Temos sentido um aumento. Quando cheguei ao ICIEG, havia três casos por ano. Este ano já vamos nos doze. É difícil os homens darem-se como vítimas. Não vêm dizer que são vítimas. Por vezes até nos procuram para pedir ajuda, para não se tornarem agressores, porque depois daí percebemos que eles estão num contexto de violência em que eles são vítimas. Eles percebem que há uma situação realmente tóxica e pedem-nos apoio para não responderem da pior forma. Depois vamos verificar que realmente estão num contexto...
Estamos a falar de casos de violência física?
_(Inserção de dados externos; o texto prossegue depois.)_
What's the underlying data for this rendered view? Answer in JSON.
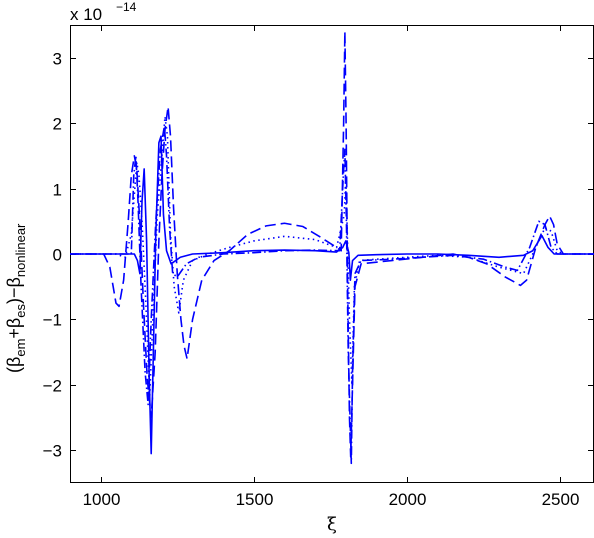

As mulheres praticam um tipo de violência mais psicológica. E nós sabemos também que as tipologias de violência variam muito e há algumas diferenças. As mulheres praticam mais violência psicológica, patrimonial também. Os homens praticam mais violência física associada a psicológica e patrimonial e tudo o mais. As mulheres, grande parte pelas diferenças biológicas, é mais fácil exercerem violência psicológica e é isso que muitos deles sofrem. Mas não o conseguem identificar. Como não é físico, não conseguem identificar logo à partida que são eles as vítimas. Sabem que, como se diz, estão a “encher”. Estão a sentir que estão numa situação tóxica e que está realmente a causar algum desassossego e não sabem responder a isso. E têm a consciência que se responderem, provavelmente irão responder da pior forma. Depois é que verificamos realmente que é uma situação de violência, porque é importante dizer que a violência não é só violência física. Isso é mais difícil de ser provado, mas a violência psicológica é uma realidade que muitas pessoas passam, principalmente na classe média alta onde a violência física não é tão comum.
Texto originalmente publicado na edição impressa do Expresso das Ilhas nº 1185 de 14 de Agosto de 2024.